How can the CFPB write effective rules if it doesn’t know how widespread specific problems are? More detailed complaint data would be helpful.

[Related: Daddy, Make the Bad Man Go Away]

Debt Collection Do No Call List

We don’t know how many consumers repeatedly get calls from debt collectors trying to reach someone else because the FTC doesn’t define this as a specific complaint category. But as I described in my story about my young daughter’s experience with debt collectors calling her cell phone looking for someone else, these kinds of calls can be an enormous hassle, and getting them to stop can be nearly impossible at times.

The CFPB needs to look into creating some kind of Do Not Call List for the debt collection industry that would give consumers the opportunity to instruct debt collectors not to call them at a particular number if they don’t believe they owe the debt, or if there are other concerns such as paying for calls on a cell phone.

The counterargument will be, “What about debt collectors trying to collect legitimate debts? How will they reach debtors if they can’t call them on their cell phones?” The answer? “It’s called U.S. mail,” says Forbes.

Collection Accounts and Credit Reports »

Collection Accounts and Credit Reports

The CFPB is going to be taking a look at both the credit reporting industry and the debt collection industry. So here’s a chance to kill two birds with one stone:

Require collection agencies to notify consumers in writing before they report collection accounts to credit reporting agencies, and give consumers the opportunity to dispute a debt before it can be reported.

Right now, the way the system works is that consumers may not even know about collection accounts until they’ve been turned down for credit due to the negative info on their credit reports. And while consumers already have the right to dispute a debt that appears on their credit, that’s often too late. The damage has already been done.

The initial collection letter I described in the first part of this post should include whether the collection agency reports to credit reporting agencies, the date that the account will be removed from the debtor’s credit reports (the collection agency has to know this if it’s going to report the account, right?), along with the names of the credit reporting agencies to which the collector reports information and a disclosure of the consumer’s right to get free copies of those reports.

Debt Collection Account Statements

When you owe your credit card company money, you get a monthly statement spelling out the previous balance, the amount you owe, interest and fees charged, payments made, etc. If there is a mistake, you have the right to dispute it. But when that account goes to collections, you are usually operating blind. You make payments, but good luck trying to get a statement that shows what you owe, how payments have been applied, etc.

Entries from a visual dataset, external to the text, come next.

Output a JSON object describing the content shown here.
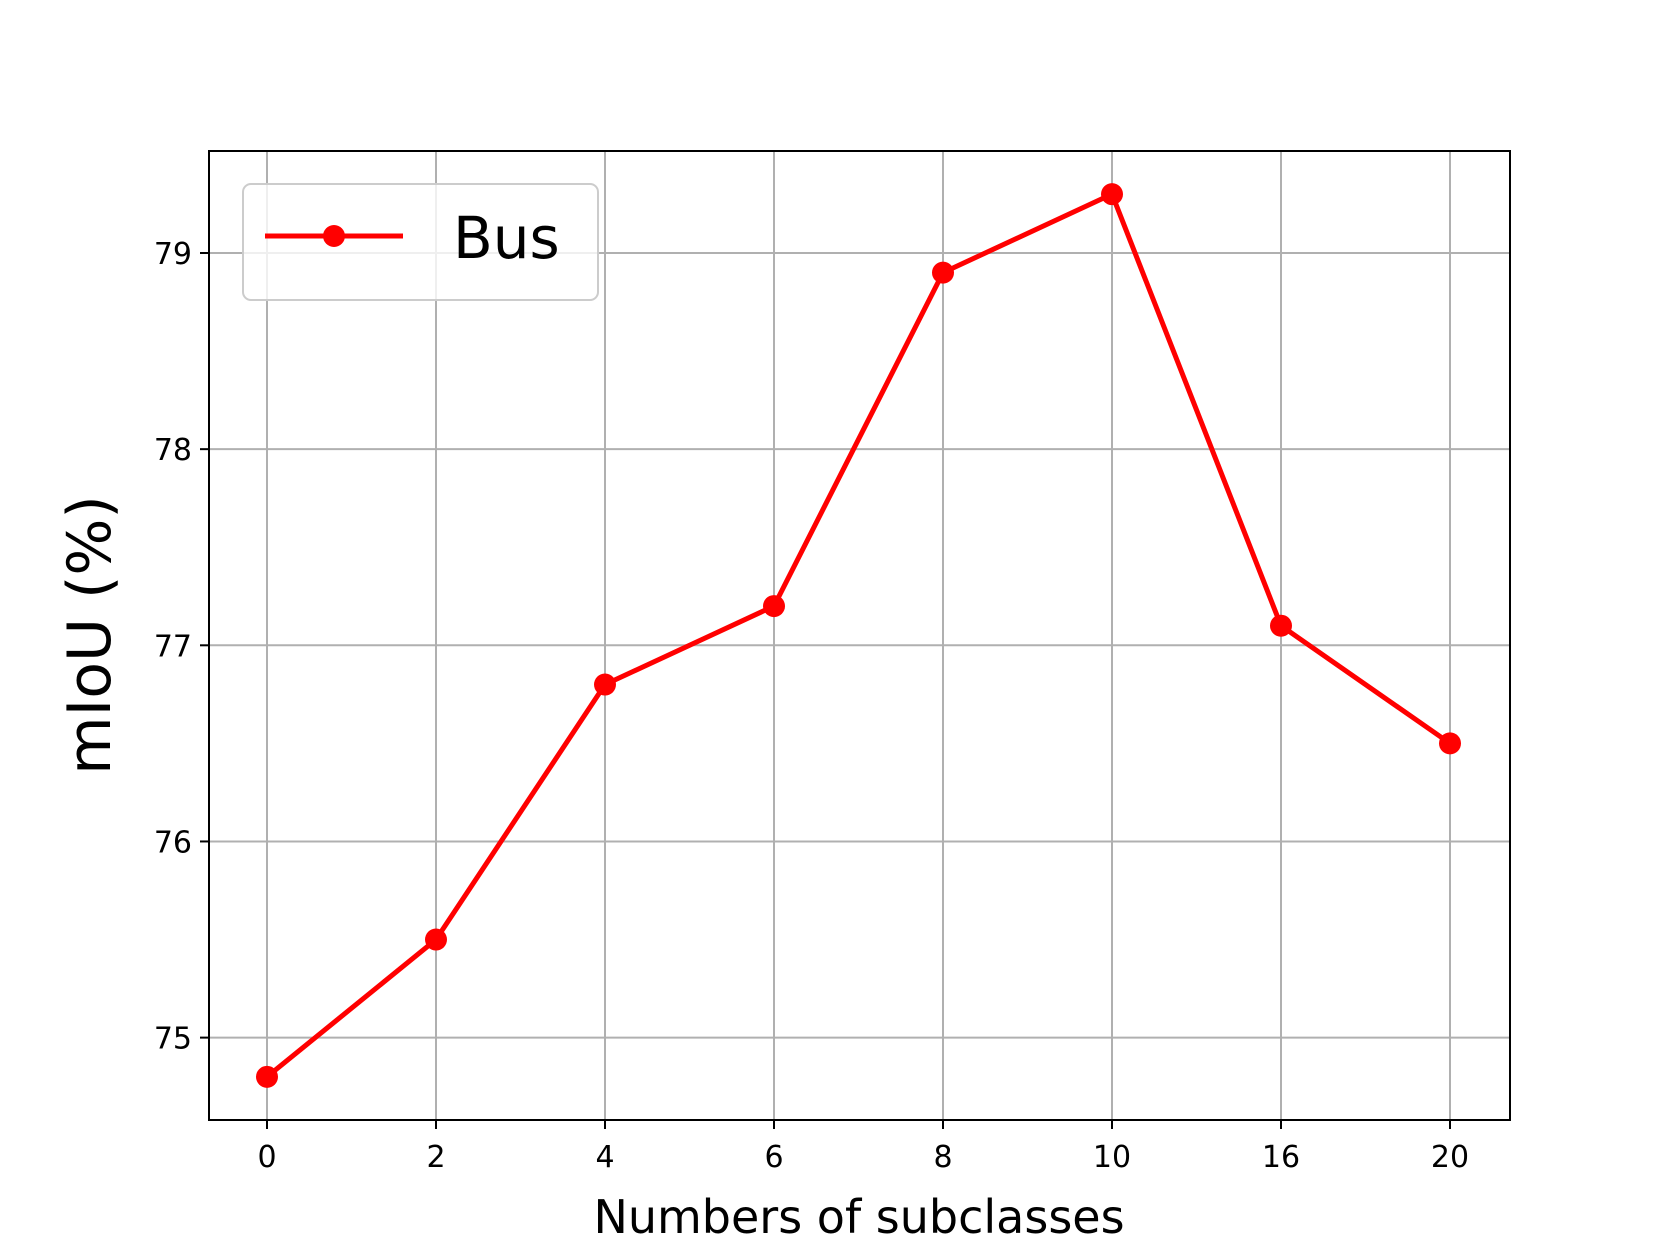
{
  "chart_data": {
    "type": "line",
    "categories": [
      "0",
      "2",
      "4",
      "6",
      "8",
      "10",
      "16",
      "20"
    ],
    "series": [
      {
        "name": "Bus",
        "color": "#ff0000",
        "marker": "circle",
        "values": [
          74.8,
          75.5,
          76.8,
          77.2,
          78.9,
          79.3,
          77.1,
          76.5
        ]
      }
    ],
    "xlabel": "Numbers of subclasses",
    "ylabel": "mIoU (%)",
    "ylim": [
      74.58,
      79.52
    ],
    "yticks": [
      "75",
      "76",
      "77",
      "78",
      "79"
    ],
    "grid": true,
    "legend_position": "top-left"
  }
}
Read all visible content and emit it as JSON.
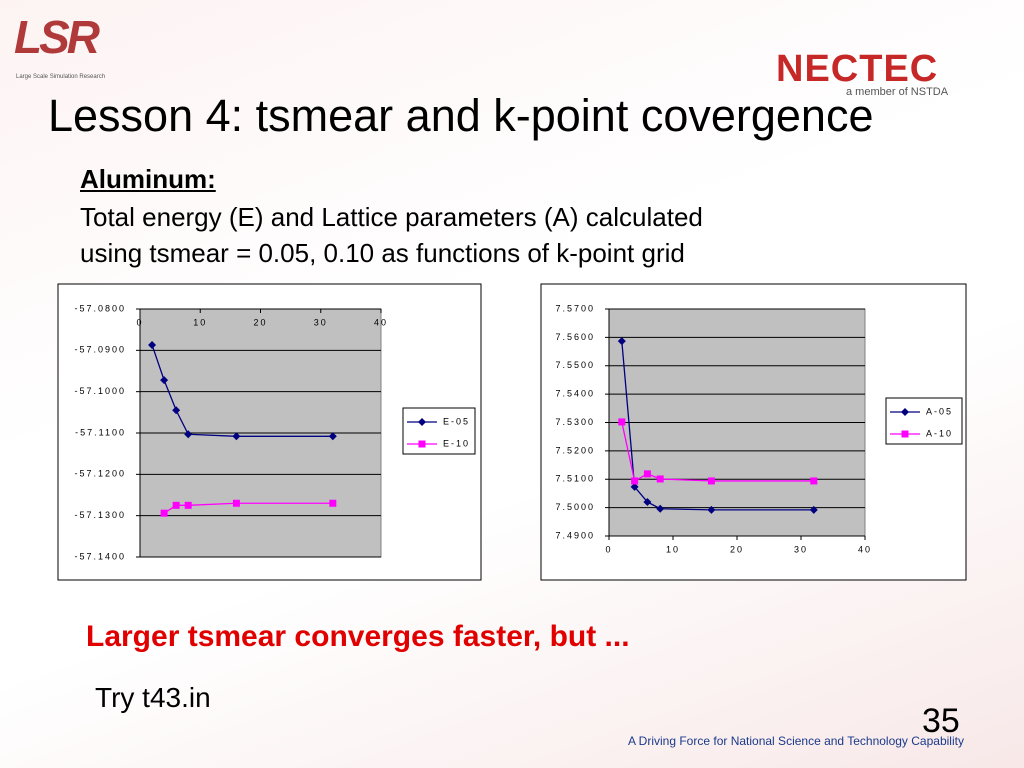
{
  "logo": {
    "name": "LSR",
    "caption": "Large Scale Simulation Research"
  },
  "brand": {
    "name": "NECTEC",
    "tagline": "a member of NSTDA"
  },
  "title": "Lesson 4: tsmear and k-point covergence",
  "subtitle": "Aluminum:",
  "description": [
    "Total energy (E) and Lattice parameters (A) calculated",
    "using tsmear = 0.05, 0.10 as functions of k-point grid"
  ],
  "conclusion": "Larger tsmear converges faster, but ...",
  "note": "Try t43.in",
  "page_number": "35",
  "footer": "A Driving Force for National Science and Technology Capability",
  "chart_data": [
    {
      "type": "line",
      "x_axis_position": "top",
      "legend": "right",
      "grid": true,
      "plot_background": "#c0c0c0",
      "x": [
        2,
        4,
        6,
        8,
        16,
        32
      ],
      "xlim": [
        0,
        40
      ],
      "xticks": [
        0,
        10,
        20,
        30,
        40
      ],
      "ylim": [
        -57.14,
        -57.08
      ],
      "yticks": [
        {
          "value": -57.08,
          "label": "-57.0800"
        },
        {
          "value": -57.09,
          "label": "-57.0900"
        },
        {
          "value": -57.1,
          "label": "-57.1000"
        },
        {
          "value": -57.11,
          "label": "-57.1100"
        },
        {
          "value": -57.12,
          "label": "-57.1200"
        },
        {
          "value": -57.13,
          "label": "-57.1300"
        },
        {
          "value": -57.14,
          "label": "-57.1400"
        }
      ],
      "series": [
        {
          "name": "E-05",
          "color": "#000080",
          "marker": "diamond",
          "values": [
            -57.0887,
            -57.0972,
            -57.1045,
            -57.1103,
            -57.1108,
            -57.1108
          ]
        },
        {
          "name": "E-10",
          "color": "#ff00ff",
          "marker": "square",
          "values": [
            null,
            -57.1294,
            -57.1275,
            -57.1275,
            -57.127,
            -57.127
          ]
        }
      ]
    },
    {
      "type": "line",
      "x_axis_position": "bottom",
      "legend": "right",
      "grid": true,
      "plot_background": "#c0c0c0",
      "x": [
        2,
        4,
        6,
        8,
        16,
        32
      ],
      "xlim": [
        0,
        40
      ],
      "xticks": [
        0,
        10,
        20,
        30,
        40
      ],
      "ylim": [
        7.49,
        7.57
      ],
      "yticks": [
        {
          "value": 7.57,
          "label": "7.5700"
        },
        {
          "value": 7.56,
          "label": "7.5600"
        },
        {
          "value": 7.55,
          "label": "7.5500"
        },
        {
          "value": 7.54,
          "label": "7.5400"
        },
        {
          "value": 7.53,
          "label": "7.5300"
        },
        {
          "value": 7.52,
          "label": "7.5200"
        },
        {
          "value": 7.51,
          "label": "7.5100"
        },
        {
          "value": 7.5,
          "label": "7.5000"
        },
        {
          "value": 7.49,
          "label": "7.4900"
        }
      ],
      "series": [
        {
          "name": "A-05",
          "color": "#000080",
          "marker": "diamond",
          "values": [
            7.5587,
            7.5073,
            7.502,
            7.4996,
            7.4992,
            7.4992
          ]
        },
        {
          "name": "A-10",
          "color": "#ff00ff",
          "marker": "square",
          "values": [
            7.5302,
            7.5094,
            7.5119,
            7.5101,
            7.5094,
            7.5094
          ]
        }
      ]
    }
  ]
}
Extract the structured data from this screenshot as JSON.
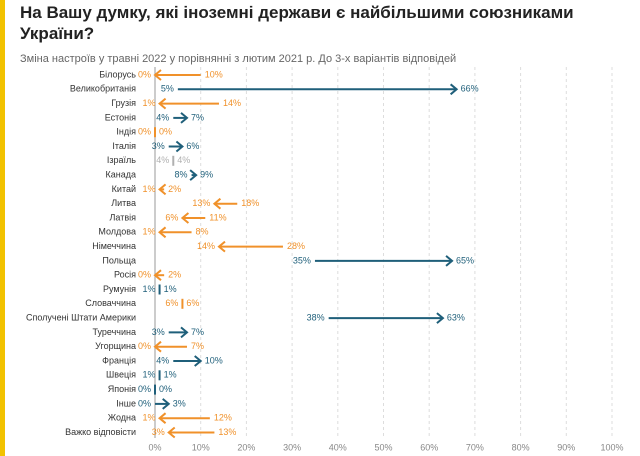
{
  "chart_data": {
    "type": "arrow",
    "title": "На Вашу думку, які іноземні держави є найбільшими союзниками України?",
    "subtitle": "Зміна настроїв у травні 2022 у порівнянні з лютим 2021 р. До 3-х варіантів відповідей",
    "categories": [
      "Білорусь",
      "Великобританія",
      "Грузія",
      "Естонія",
      "Індія",
      "Італія",
      "Ізраїль",
      "Канада",
      "Китай",
      "Литва",
      "Латвія",
      "Молдова",
      "Німеччина",
      "Польща",
      "Росія",
      "Румунія",
      "Словаччина",
      "Сполучені Штати Америки",
      "Туреччина",
      "Угорщина",
      "Франція",
      "Швеція",
      "Японія",
      "Інше",
      "Жодна",
      "Важко відповісти"
    ],
    "colors": [
      "#f0912a",
      "#1f5f7a",
      "#f0912a",
      "#1f5f7a",
      "#f0912a",
      "#1f5f7a",
      "#b0b0b0",
      "#1f5f7a",
      "#f0912a",
      "#f0912a",
      "#f0912a",
      "#f0912a",
      "#f0912a",
      "#1f5f7a",
      "#f0912a",
      "#1f5f7a",
      "#f0912a",
      "#1f5f7a",
      "#1f5f7a",
      "#f0912a",
      "#1f5f7a",
      "#1f5f7a",
      "#1f5f7a",
      "#1f5f7a",
      "#f0912a",
      "#f0912a"
    ],
    "series": [
      {
        "values": [
          10,
          5,
          14,
          4,
          0,
          3,
          4,
          8,
          2,
          18,
          11,
          8,
          28,
          35,
          2,
          1,
          6,
          38,
          3,
          7,
          4,
          1,
          0,
          0,
          12,
          13
        ],
        "value_labels": [
          "10%",
          "5%",
          "14%",
          "4%",
          "0%",
          "3%",
          "4%",
          "8%",
          "2%",
          "18%",
          "11%",
          "8%",
          "28%",
          "35%",
          "2%",
          "1%",
          "6%",
          "38%",
          "3%",
          "7%",
          "4%",
          "1%",
          "0%",
          "0%",
          "12%",
          "13%"
        ]
      },
      {
        "values": [
          0,
          66,
          1,
          7,
          0,
          6,
          4,
          9,
          1,
          13,
          6,
          1,
          14,
          65,
          0,
          1,
          6,
          63,
          7,
          0,
          10,
          1,
          0,
          3,
          1,
          3
        ],
        "value_labels": [
          "0%",
          "66%",
          "1%",
          "7%",
          "0%",
          "6%",
          "4%",
          "9%",
          "1%",
          "13%",
          "6%",
          "1%",
          "14%",
          "65%",
          "0%",
          "1%",
          "6%",
          "63%",
          "7%",
          "0%",
          "10%",
          "1%",
          "0%",
          "3%",
          "1%",
          "3%"
        ]
      }
    ],
    "xlim": [
      0,
      100
    ],
    "xticks": [
      {
        "value": 0,
        "label": "0%"
      },
      {
        "value": 10,
        "label": "10%"
      },
      {
        "value": 20,
        "label": "20%"
      },
      {
        "value": 30,
        "label": "30%"
      },
      {
        "value": 40,
        "label": "40%"
      },
      {
        "value": 50,
        "label": "50%"
      },
      {
        "value": 60,
        "label": "60%"
      },
      {
        "value": 70,
        "label": "70%"
      },
      {
        "value": 80,
        "label": "80%"
      },
      {
        "value": 90,
        "label": "90%"
      },
      {
        "value": 100,
        "label": "100%"
      }
    ],
    "grid": true
  }
}
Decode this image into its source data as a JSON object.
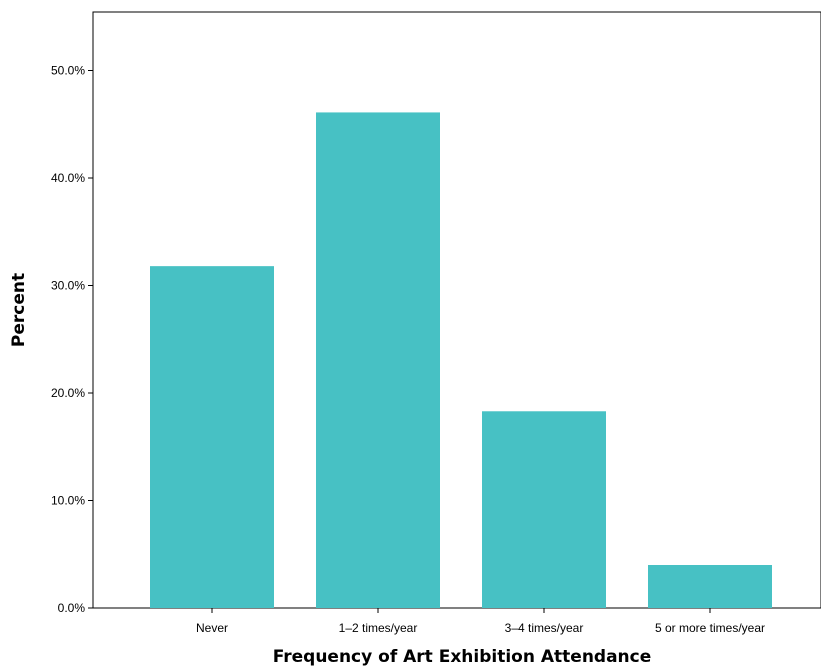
{
  "chart_data": {
    "type": "bar",
    "title": "",
    "xlabel": "Frequency of Art Exhibition Attendance",
    "ylabel": "Percent",
    "categories": [
      "Never",
      "1–2 times/year",
      "3–4 times/year",
      "5 or more times/year"
    ],
    "values": [
      31.8,
      46.1,
      18.3,
      4.0
    ],
    "ylim": [
      0,
      50
    ],
    "yticks": [
      0,
      10,
      20,
      30,
      40,
      50
    ],
    "ytick_labels": [
      "0.0%",
      "10.0%",
      "20.0%",
      "30.0%",
      "40.0%",
      "50.0%"
    ],
    "grid": false,
    "legend": "none",
    "bar_color": "#47c1c4",
    "axis_color": "#000000"
  }
}
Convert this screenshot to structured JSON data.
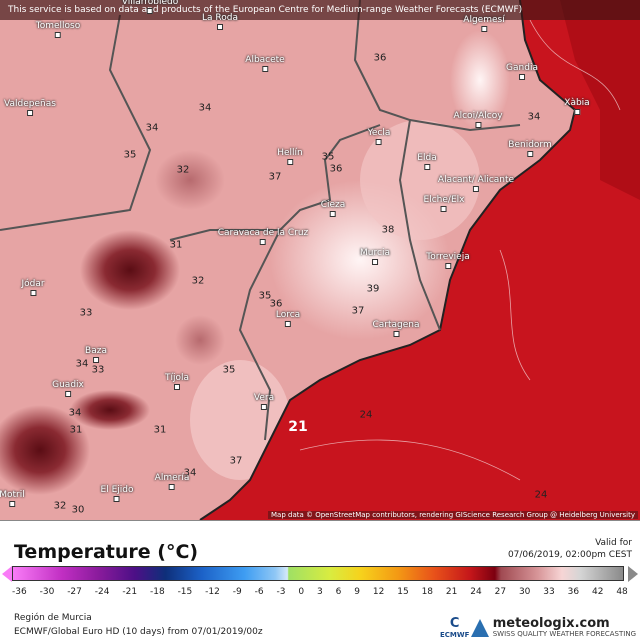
{
  "banner": "This service is based on data and products of the European Centre for Medium-range Weather Forecasts (ECMWF)",
  "attribution": "Map data © OpenStreetMap contributors, rendering GIScience Research Group @ Heidelberg University",
  "cities": [
    {
      "name": "Villarrobledo"
    },
    {
      "name": "La Roda"
    },
    {
      "name": "Tomelloso"
    },
    {
      "name": "Albacete"
    },
    {
      "name": "Algemesí"
    },
    {
      "name": "Gandia"
    },
    {
      "name": "Xàbia"
    },
    {
      "name": "Valdepeñas"
    },
    {
      "name": "Alcoi/Alcoy"
    },
    {
      "name": "Benidorm"
    },
    {
      "name": "Yecla"
    },
    {
      "name": "Hellín"
    },
    {
      "name": "Elda"
    },
    {
      "name": "Alacant/ Alicante"
    },
    {
      "name": "Elche/Elx"
    },
    {
      "name": "Cieza"
    },
    {
      "name": "Caravaca de la Cruz"
    },
    {
      "name": "Murcia"
    },
    {
      "name": "Torrevieja"
    },
    {
      "name": "Jódar"
    },
    {
      "name": "Lorca"
    },
    {
      "name": "Cartagena"
    },
    {
      "name": "Baza"
    },
    {
      "name": "Tíjola"
    },
    {
      "name": "Guadix"
    },
    {
      "name": "Vera"
    },
    {
      "name": "Almería"
    },
    {
      "name": "El Ejido"
    },
    {
      "name": "Motril"
    }
  ],
  "contour_labels": [
    "36",
    "34",
    "34",
    "35",
    "32",
    "37",
    "35",
    "36",
    "38",
    "39",
    "37",
    "35",
    "36",
    "34",
    "31",
    "32",
    "33",
    "34",
    "33",
    "35",
    "34",
    "31",
    "31",
    "37",
    "34",
    "24",
    "24",
    "21",
    "32",
    "30"
  ],
  "legend": {
    "title": "Temperature (°C)",
    "valid_label": "Valid for",
    "valid_time": "07/06/2019, 02:00pm CEST",
    "ticks": [
      "-36",
      "-30",
      "-27",
      "-24",
      "-21",
      "-18",
      "-15",
      "-12",
      "-9",
      "-6",
      "-3",
      "0",
      "3",
      "6",
      "9",
      "12",
      "15",
      "18",
      "21",
      "24",
      "27",
      "30",
      "33",
      "36",
      "42",
      "48"
    ],
    "region": "Región de Murcia",
    "model": "ECMWF/Global Euro HD (10 days) from 07/01/2019/00z",
    "ecmwf_logo": "ECMWF",
    "brand": "meteologix.com",
    "brand_tagline": "SWISS QUALITY WEATHER FORECASTING"
  }
}
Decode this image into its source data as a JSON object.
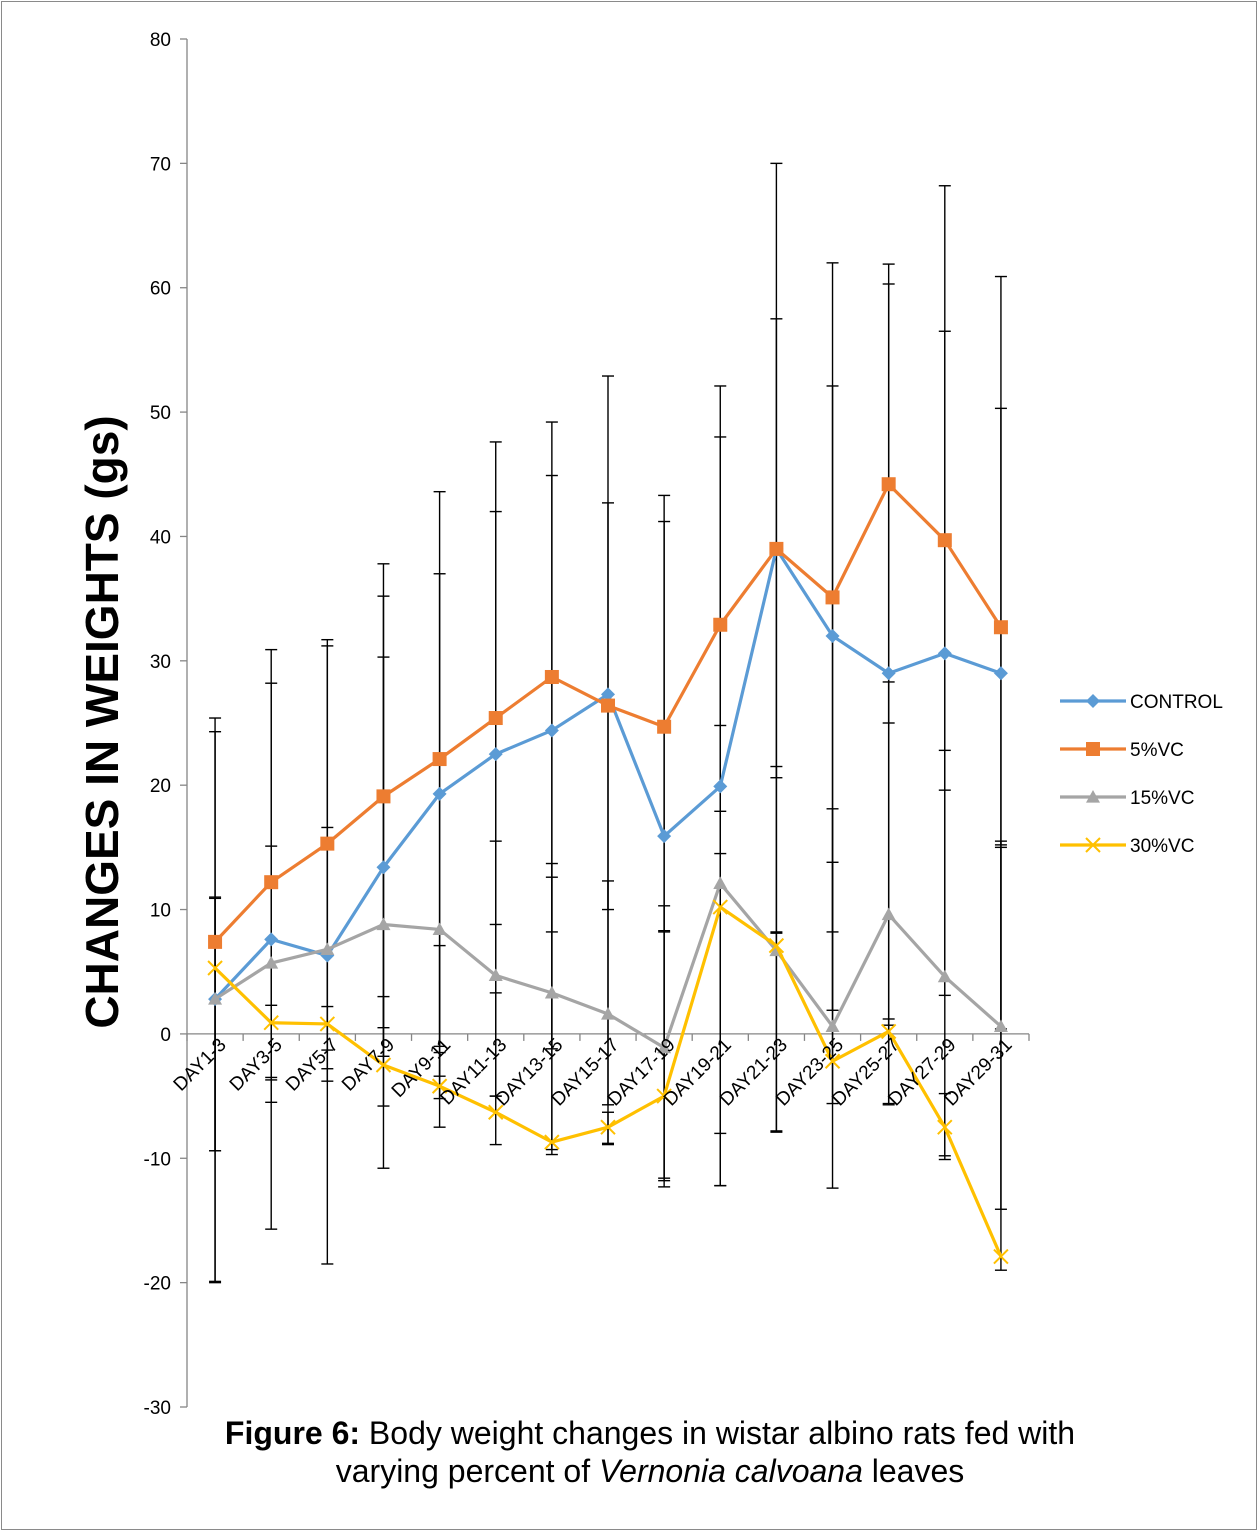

The collection industry should be held to the same standards as the industries for which they collect debts. They should be required to put payment agreements in writing, and then provide detailed information about balances and payments; if not on a regular basis, then at least upon request.

From all indications, Richard Cordray will do an excellent job at the helm of the CFPB, which the White House says will “level the playing field between banks and non-banks like … debt collectors.” Let’s hope he gets to do his job.